The Merchant of Venice

William (Billy) Shakespeare has a considerable roster of famous plays to his name, notable among them is The Merchant of Venice, which in the modern day is mostly known for its portrayal and treatment of the character Shylock, the only important Jewish character in the play (unless you count Jessica), and also its main antagonist. However, there’s much more depth to this play beneath what made it infamous, and certainly warrants exploration.

To first address the elephant in the room, almost everything about Shylock is extremely fascinating to examine. First and foremost, Shylock’s religion is not incidental to his actions (His Jewishness is not just a random character trait added to make him extra detestable for the audience of the time), nor is it the direct cause of them (He doesn’t want to kill Antonio because “he’s Jewish and that’s just what Jewish people do”). Instead, Shylock is pushed to breaking by the actions of others, mostly the constant discrimination from the titular merchant of Venice, Antonio. This combined with his famous monologue, in which he berates to minor characters for refusing to acknowledge his very humanity solely because of his religion. This is easily the most powerful scene in the play (at least to a modern audience), and its inclusion makes Shylock a much more sympathetic character to a degree that I doubt it could have happened by accident. Ultimately, this leads to his actions throughout the play being extremely understandable, although whether or not he was justified is another debate entirely. If the reader so chooses, this play can be interpreted as an examination of the horrible effects of prejudice on society as a whole.
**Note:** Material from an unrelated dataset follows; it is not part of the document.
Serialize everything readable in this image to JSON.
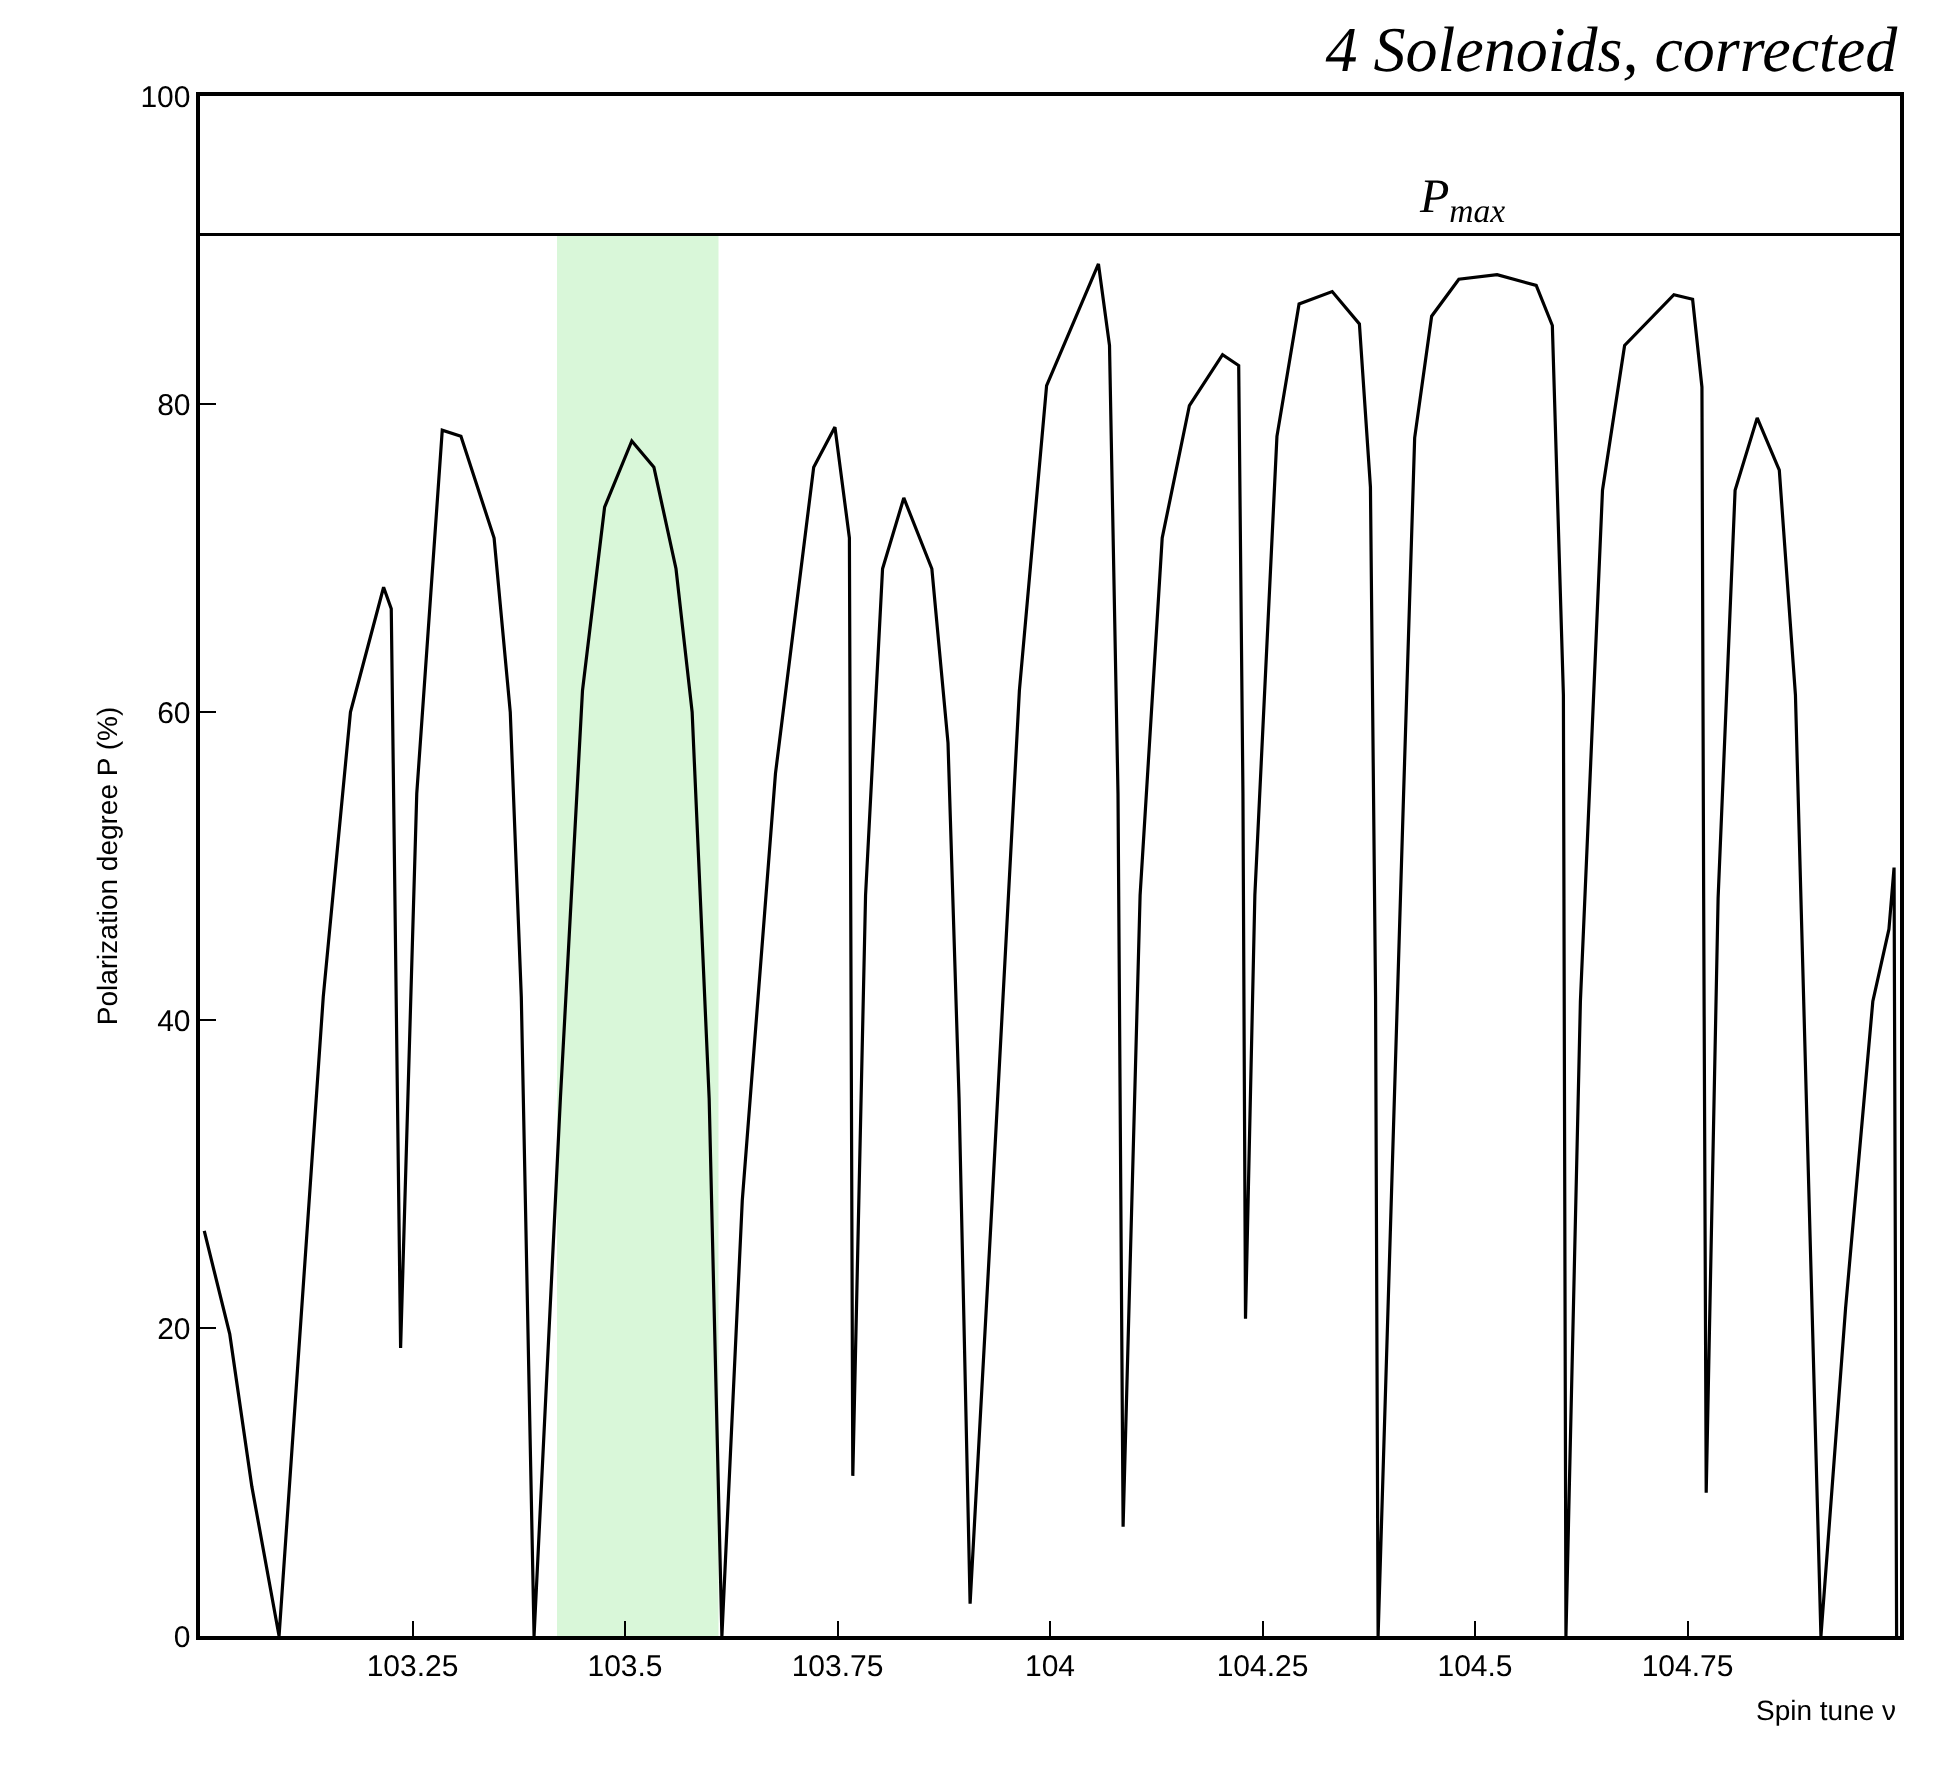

While the subtext surrounding Shylock is extremely interesting, the character Antonio is almost equally so. His narrative role is that of the protagonist, but it feels like he appears much less frequently than most of the main cast, mostly because of his lack of influence on the story. His most frequently discussed trait is his blatant antisemitism, but like Shylock, his negative qualities are not his only qualities. His genuine love for his friends is his primary motivation for the entirety of the story, which would normally be considered an undisputed virtue. However, the extreme selectiveness of this trait is his main flaw. His  affection towards his friends comes at the cost of his affection towards everyone else. Just like his supposed antithesis, Antonio is a much more complex character than he first appears.

The interpretation of this play as an examination and deconstruction of prejudice and antisemitism is reinforced by the fact that almost every character is a colossal hypocrite. Throughout the play, there are frequent examples of characters making statements that directly contradict with their previous or later actions (Bassanio giving away his wedding ring the day after he said he’d never part from it, Antonio going to Shylock for money after years of abusing him, the Venetian court sentencing Shylock to essentially a life of exile from his own culture with only half of his possessions immediately after pleading he be merciful to Antonio). This subtle bit of thematic storytelling adds a lot of nuance to the narrative, presenting the supposed antagonist in a more positive light that the title character. This likely would have gone completely over the head of the contemporary London audience, so whether it was intended by the playwright is difficult to verify. However, our removal of several centuries from the play’s debut allows us to look at it from a much more objective angle.

4 thoughts on “The Merchant of Venice”

  1. Hi Ben, your analysis on Antonio and Shylock were really spot on! You have provided the small little details and how their decision have shaped their personality, making your view of them seems very credible. To add on, I would love if you can talk more about how Shylock and Antonio interact with each other that has created a great dynamic in this play and what we learn from them.

  2. Ben, I really like how you analyzed Antonio and Shylock and their relationship in the play. I agree with you that Shylock is not doing things because he is Jewish, but is rather compelled to due them as a cause of the discrimination against him due to his religion. This is a well thought out analysis, good job.

  3. Great job Ben. I really liked the way that you discussed shylock , especially in relation to his religion and actions. Agree with what you said about all the characters being “colossal hypocrites’ ‘, because no one in this play is good or bad, and I think that this makes them represent humanity accurately and the nature of human beings because we cannot be perfect. I also really liked the way you stated specific examples supporting everything you said. I think this really added quality to your strong points.

  4. Nice job Ben, you really made a good personal response as always. You made it very conversationalist so it was interesting to read. I wasn’t sure if you meant to use the word “Infamous” or “famous” because the latter seemed to fit in better. Overall good writing, it was clear and personal.